Historians agree that Old Christmas arose from a change in calendars. In 1752 the government of Great Britain adopted the Gregorian calendar to replace the less accurate Julian calendar. To make the change, eleven days were dropped from the month of September 1752 in Britain and all of her colonies. This made Christmas day fall on December the 25th, but many North Carolinians continued to celebrate Christmas on the old date in January.
Ultimately, only on the Outer Banks was the day preserved. One feature of Old Christmas in Rodanthe is the appearance of “Old Buck,” a four-footed creature looking something like a bull which is said to roam the forest during the year. At Christmas he appears to dance and frolic among the celebrating children and adults.
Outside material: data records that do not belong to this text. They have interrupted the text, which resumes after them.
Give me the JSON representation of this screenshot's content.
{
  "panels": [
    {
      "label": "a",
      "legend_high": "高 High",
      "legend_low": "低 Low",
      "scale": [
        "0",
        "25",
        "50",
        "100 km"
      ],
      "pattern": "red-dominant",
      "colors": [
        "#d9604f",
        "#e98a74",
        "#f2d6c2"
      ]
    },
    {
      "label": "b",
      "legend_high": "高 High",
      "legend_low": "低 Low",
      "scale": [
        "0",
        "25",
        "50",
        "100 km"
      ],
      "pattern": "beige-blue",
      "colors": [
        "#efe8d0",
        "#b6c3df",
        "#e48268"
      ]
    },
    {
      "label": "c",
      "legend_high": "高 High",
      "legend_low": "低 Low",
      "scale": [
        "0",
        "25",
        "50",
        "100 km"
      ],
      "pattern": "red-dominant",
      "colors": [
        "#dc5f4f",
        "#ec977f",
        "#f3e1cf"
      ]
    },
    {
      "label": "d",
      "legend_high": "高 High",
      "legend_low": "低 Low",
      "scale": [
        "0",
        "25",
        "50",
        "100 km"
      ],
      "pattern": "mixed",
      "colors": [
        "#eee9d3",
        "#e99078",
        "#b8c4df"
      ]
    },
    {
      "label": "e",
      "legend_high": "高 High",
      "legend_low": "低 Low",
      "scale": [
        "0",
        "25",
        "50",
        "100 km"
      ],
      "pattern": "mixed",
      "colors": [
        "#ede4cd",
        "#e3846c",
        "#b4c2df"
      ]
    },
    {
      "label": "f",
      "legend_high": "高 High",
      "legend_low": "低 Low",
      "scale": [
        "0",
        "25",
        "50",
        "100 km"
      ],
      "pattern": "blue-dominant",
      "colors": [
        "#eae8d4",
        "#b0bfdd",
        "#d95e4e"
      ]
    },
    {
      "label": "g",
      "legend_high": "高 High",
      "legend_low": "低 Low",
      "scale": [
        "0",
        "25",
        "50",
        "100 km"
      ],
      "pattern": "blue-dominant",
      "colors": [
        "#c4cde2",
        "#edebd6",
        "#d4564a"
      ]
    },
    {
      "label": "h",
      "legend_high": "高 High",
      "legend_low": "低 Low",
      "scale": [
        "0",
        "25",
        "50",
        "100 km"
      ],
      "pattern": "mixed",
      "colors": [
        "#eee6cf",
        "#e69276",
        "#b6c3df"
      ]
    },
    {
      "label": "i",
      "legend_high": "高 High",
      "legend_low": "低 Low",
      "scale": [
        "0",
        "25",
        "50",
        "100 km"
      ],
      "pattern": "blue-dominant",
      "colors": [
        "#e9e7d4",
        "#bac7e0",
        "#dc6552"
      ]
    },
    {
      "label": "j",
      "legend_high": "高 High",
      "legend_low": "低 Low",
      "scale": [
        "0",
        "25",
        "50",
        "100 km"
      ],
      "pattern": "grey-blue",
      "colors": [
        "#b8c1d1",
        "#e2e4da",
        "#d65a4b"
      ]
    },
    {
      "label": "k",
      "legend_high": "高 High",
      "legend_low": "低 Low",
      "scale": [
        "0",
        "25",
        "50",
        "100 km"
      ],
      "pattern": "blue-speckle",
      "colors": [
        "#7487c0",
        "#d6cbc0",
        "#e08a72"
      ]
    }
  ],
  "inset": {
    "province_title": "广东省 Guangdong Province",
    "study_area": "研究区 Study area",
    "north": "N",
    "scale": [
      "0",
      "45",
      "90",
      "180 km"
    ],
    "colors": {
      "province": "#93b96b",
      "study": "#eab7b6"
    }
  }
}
Music, bonfires, and oyster roasts also mark this unusual North Carolina event.
Kane, Harnett T. The Southern Christmas Book: The Full Story from Earliest Times to Present: People, Customs, Conviviality, Carols, Cooking. New York : D. McKay Co., 1958.
“Dare County: Rodanthe: Old Christmas, circa 1920s-1930s,” P0078_0181, Ben Dixon MacNeil Photographic Collection (P0078), North Carolina Collection Photographic Archives, Wilson Library, University of North Carolina at Chapel Hill.